各界から熊本同友会会員へ向けた熱きメッセージ
今こそ「経営理念」の確立と浸透を
熊本県中小企業家同友会の皆様方には、本学にいろいろご協力をいただいております。平成21年に本学にて開催されました日本中小企業学会全国大会では、統一論題のご報告をお願いし、また多くの会員の皆様にご参加いただきました。学会開催中の合間を縫って、いたるところで部会等グループに分かれ、非常にご熱心に議論されている光景を拝見いたしました。会員皆様の意識が非常に高く、常に積極的に活動されているご様子がうかがわれ、感銘いたしました。
また、本学商学研究科(大学院)では、会員の方々に講師として、経営現場での経験および貴会の活動で培われた見識をもとにご講義いただき、大学院生にとりましても大変勉強になっております。
貴会におかれましては、各支部・各委員会・各部会等において様々な活動を行われていますが、特に「経営指針を創る会」は興味深い活動のひとつです。第36回景況調査のなかで、「特別調査」として、「経営指針の成文化」についての調査が行われています。成文化されている内容は、経営理念64.8%、経営方針54.5%、経営計画50% という結果が得られています。

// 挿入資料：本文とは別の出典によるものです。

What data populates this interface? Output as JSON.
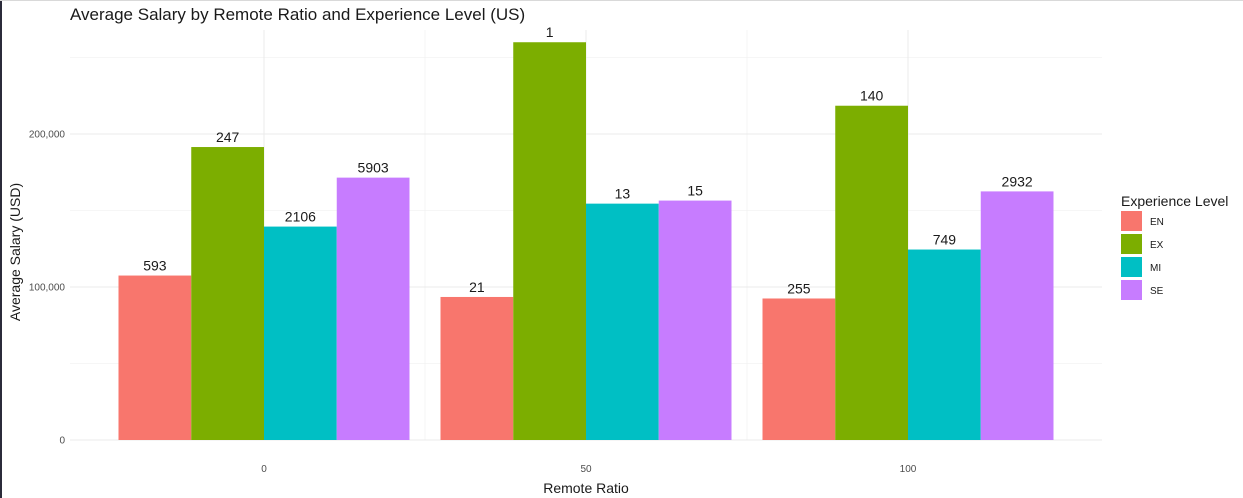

熊本県中小企業家同友会創立30周年式典でご講演されました法政大学 坂本光司教授は、「このような不安定・不確定な時代においてこそ、ぶれない総力発揮の経営を推進していくためには、良い経営理念の保有と、その全社員への浸透が必要不可欠である」と主張されています。坂本教授は「中堅・中小企業の経営理念とその浸透」と題した調査研究レポートにおいて、経営理念の有無・全社員への浸透度と企業の業績との関係を分析されています。レポートでは次のような点が明らかにされています。
1.明確な経営理念を有する企業は7割であり、経営理念の無い企業の業績よりはるかによい。
2.社員や顧客等「人」への強い思いのある「良い経営理念」を有する企業の業績は、業績ありき・自社ありきの経営理念を有する企業よりはるかによい。
3.「経営理念」に加え、「経営方針」「信条・クレド」を併せ有する企業の業績は、無い企業よりよい。
4.経営理念が全社員に深く浸透している企業の業績は、あまり浸透していない企業よりよい。
5.経営理念を全社員に深く浸透させる方策として、「経営理念に即して企業の経営計画や社員
の具体的な行動目標等を策定評価している」企業や「経営理念の浸透を目的にした研修や合宿の実施を行っている」企業の業績は、その実施度が低い企業よりよい。
経営を取り巻く環境が激変する今こそ、経営理念・経営方針・経営計画を明確にし、さらにそれを全社員に浸透させるような具体的かつ確実な方策を実行すべきと考えられます。
最後に、熊本学園大学付属産業経営研究所の紹介をさせていただきます。本研究所は、昭和34年に、産業・経済に関連する調査研究を行い、地域の産業経営の発展向上に寄与することを目的として設立されました。具体的な事業内容は、熊本県および関連地域の産業・経営および企業経営に関する調査研究、研究会・講習会・講演会・専門講座の開催、研究所報・研究叢書等の刊行物の発行、資料の収集・整備などです。
なお、外部からの委嘱による調査研究も行います。貴会の「景況調査報告」につきましても、本研究所が責任をもって作成させていただくことになりました。今後とも、貴会、会員の皆様方のご発展のためにお役に立てるよう努力してまいりますので、よろしくお願いいたします。
2013年5月号掲載
熊本学園大学付属産業経営研究所 所長
池上 恭子
昭和34年2月北九州市生まれ。
昭和56年 九州大学経済学部卒業。
会計事務所、経済団体勤務後、平成5年九州大学経済学研究科博士課程修了。
6年熊本学園大学商学部専任講師、助教授を経て、18年教授。